Ever since the breakup of the Soviet Union, energy has been the major driver for Russia’s foreign policy. Afghanistan does not have any significant natural gas and crude oil reserves, which puts the country in a position of secondary importance for Moscow. Still, the Turkmenistan-Afghanistan-Pakistan-India (TAPI) pipeline, that will transport natural gas from the Galkynysh Gas Field in Turkmenistan through Afghanistan into Pakistan and then to India, could improve Afghan’s geopolitical position. Since the pipeline was to pass through Afghanistan, it was necessary for both, Russia and the United States, to work with the Taliban. The Afghan movement vowed to support and protect the pipeline in areas under its control, and Moscow and Washington are expected to keep maneuver between the interests of the Taliban and the Afghan government.
However, according to Russian political analyst Peter Akopov in order to leave Afghanistan relatively peacefully, the United States will need Russia’s help.

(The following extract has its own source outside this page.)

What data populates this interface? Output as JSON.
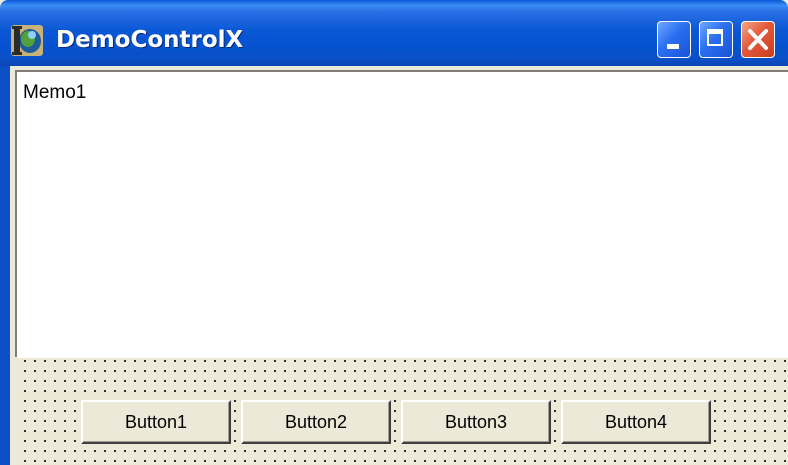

“If Washington deceives the Taliban – who already control three-quarters of the country’s territory – and does not withdraw its troops, they will resume full-fledged hostilities against both the Kabul government and the American occupiers. The Taliban will need firm guarantees from the great powers that the withdrawal of American troops will really take place – wrote Akopov for Russia’s state-owned RIA-Novosti news agency, explaining Russia’s role in the Afghan peace process.
In other words, Russia’s task seems to be to convince the Taliban that a possible US refusal to withdraw troops would be just a temporary measure, and that Washington certainly has a new deadline for the end of the occupation.
The declared goal of the United States and Russia in Afghanistan is the same – to prevent extremist groups from turning the country into a safe haven for global terrorism after the withdrawal of the American troops. It remains to be seen if Moscow and Washington will keep cooperating in this direction, now that relations between the two countries are at the lowest point since the Cold War.